Mr Hunt told the Conservative Party conference in October that the minimum wage was set to rise above £11 in April, but the confirmed rises represent a 9.8% increase for over-23s on last year, and a 12.4% jump for workers aged 22 and 21.
The current minimum wage for those aged 21-22 is £10.18 an hour.
The separate National Minimum Wage for 18-20-year-olds will also increase to £8.60 an hour from £7.49, meaning in total, the above-inflation wage hikes will benefit 2.7 million low-paid workers.
Apprentices will also get a rise, with an hourly pay increase of over 20%, going from £5.28 to £6.40 an hour.
The chancellor fully accepted the proposals of the Low Pay Commission, which advises the government on the minimum wage, and said the Conservative Party’s aim was to “end low pay” by raising the living wage to two-thirds of average income that it had achieved.

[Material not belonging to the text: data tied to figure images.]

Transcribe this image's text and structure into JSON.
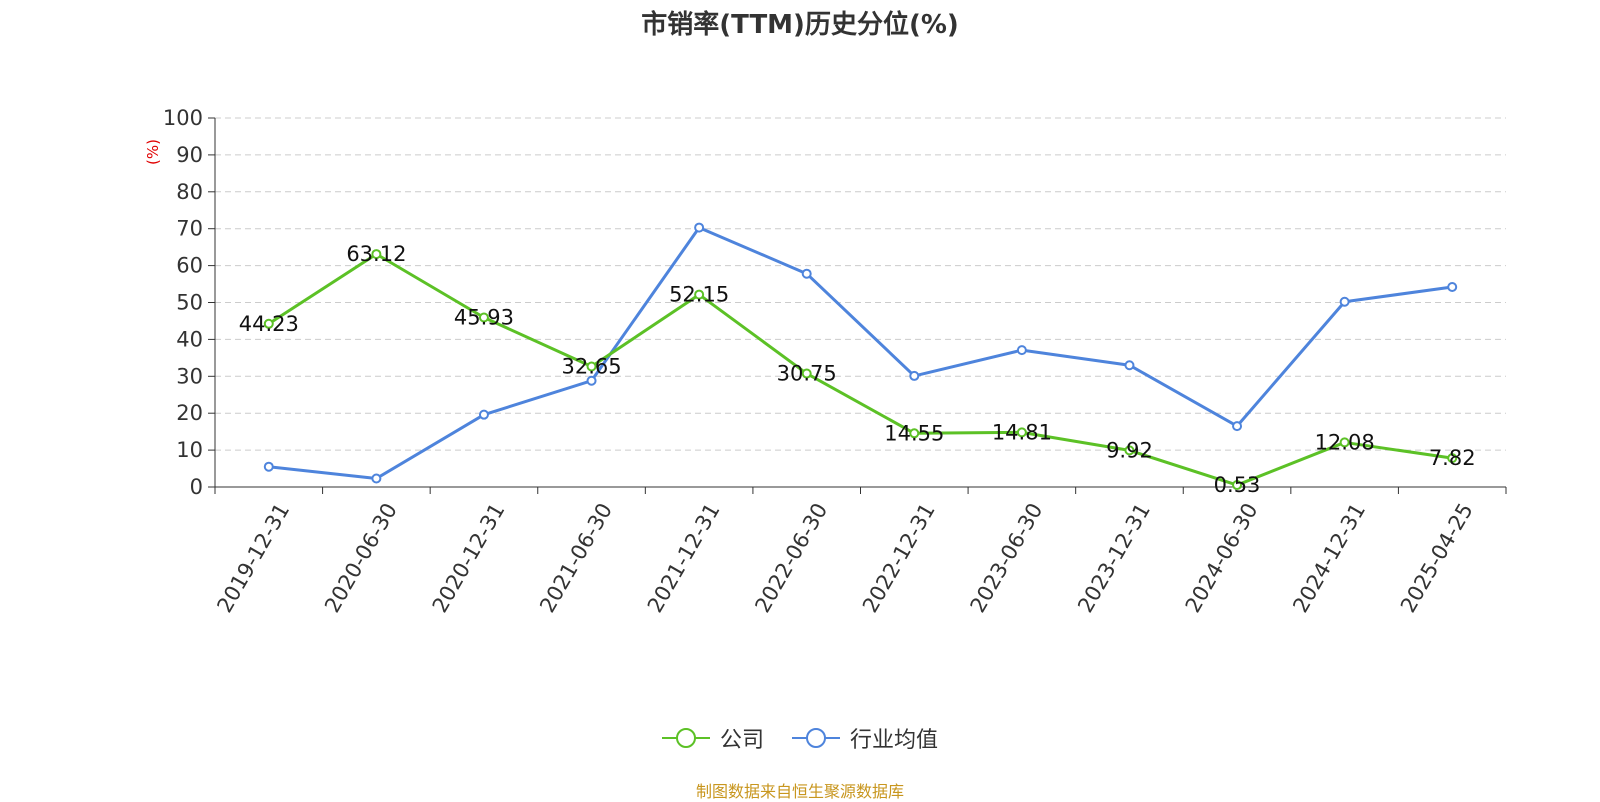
{
  "chart_data": {
    "type": "line",
    "title": "市销率(TTM)历史分位(%)",
    "ylabel": "(%)",
    "ylim": [
      0,
      100
    ],
    "yticks": [
      0,
      10,
      20,
      30,
      40,
      50,
      60,
      70,
      80,
      90,
      100
    ],
    "grid": true,
    "legend_position": "bottom-center",
    "categories": [
      "2019-12-31",
      "2020-06-30",
      "2020-12-31",
      "2021-06-30",
      "2021-12-31",
      "2022-06-30",
      "2022-12-31",
      "2023-06-30",
      "2023-12-31",
      "2024-06-30",
      "2024-12-31",
      "2025-04-25"
    ],
    "series": [
      {
        "name": "公司",
        "color": "#5cc126",
        "show_labels": true,
        "values": [
          44.23,
          63.12,
          45.93,
          32.65,
          52.15,
          30.75,
          14.55,
          14.81,
          9.92,
          0.53,
          12.08,
          7.82
        ]
      },
      {
        "name": "行业均值",
        "color": "#4e84dc",
        "show_labels": false,
        "values": [
          5.5,
          2.3,
          19.6,
          28.8,
          70.3,
          57.8,
          30.1,
          37.1,
          33.0,
          16.5,
          50.2,
          54.2
        ]
      }
    ]
  },
  "ylabel_color": "#e00000",
  "source_note": "制图数据来自恒生聚源数据库",
  "source_note_color": "#c8961e"
}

“The National Living Wage has helped halve the number of people on low pay since 2010, making sure work always pays,” Mr Hunt said.
The move comes as rising costs of living are leading to strained household budgets, with low-income groups hit hardest by soaring utility and food costs.
However, such wage increases are not without concerns among those in the industry. Following a similar rise last year, retail and hospitality companies expressed concern about rising labor costs.